Martina Says Goodbye To Kilimanjaro
Published December 10, 2010 12:00
NAIROBI, Kenya - WTA legend Martina Navratilova is recovering in a Nairobi hospital after having to halt prematurely her attempt to climb Mount Kilimanjaro.
Navratilova, who was leading a team of 27 climbers to raise funds for the Laureus Sport For Good Foundation charity, was taken ill on the fourth day of the climb up the 19,341 foot mountain in Tanzania. She was assisted down the mountain by porters and driven to the nearby Kilimanjaro Christian Medical Centre for assessment, then, as a precaution, she was flown to the Nairobi Hospital for further tests, which showed she was suffering from high altitude pulmonary oedema - an accumulation of fluid in the lungs.

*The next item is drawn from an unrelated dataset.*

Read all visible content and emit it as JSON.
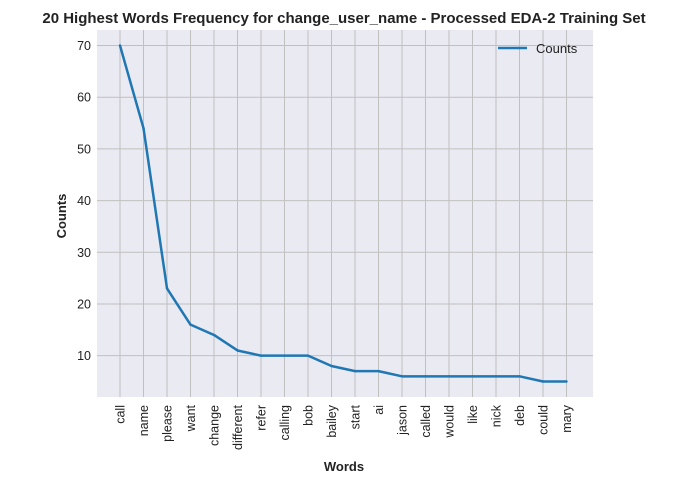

Dr. David Silverstein of Nairobi Hospital said: "Basically this is fluid in the lungs related to high altitude. It is potentially dangerous when someone is at high altitude, but once brought down, recovery is quick. Martina is doing well and will continue to do well. Treatment is to remove the fluid through diuretics and to make the patient more comfortable with oxygen. She will spend two to three days in hospital. There will be no effects to long term health and patients get back to full fitness in due course. Martina's acute condition is not reflective of her health or fitness. It occurs in some people in conditions of low oxygen."
From her bed at the Nairobi Hospital, Martina said: "I'm disappointed not to be able to complete this amazing journey. It was something that I have wanted to do for so long, but it was not to be. I am so pleased that we got it going and I will be watching and waiting for news from the climb when they reach the summit tomorrow. I didn't make it, but I think it has been a great success as we have raised funds and awareness for the work that Laureus does."
Navratilova was in good spirits as she left the campsite at Horombo. She had reached 4500m during the day, the highest point of the climb so far.
Among Martina's team was badminton star Gail Emms and Paralympian Michael Teuber, who said: "The whole group of the climbers is very sad about Martina's situation, but at the same time we are glad to hear that she is doing fine. Now we are even more motivated and want to reach the summit also for her. I will carry the Laureus flag up to the top and stick it in the ground for her."
The climb began on Monday and is due to reach the summit Saturday. The Laureus team have had to face unseasonal weather of blizzards and mists which has made progress extremely difficult over the last few days.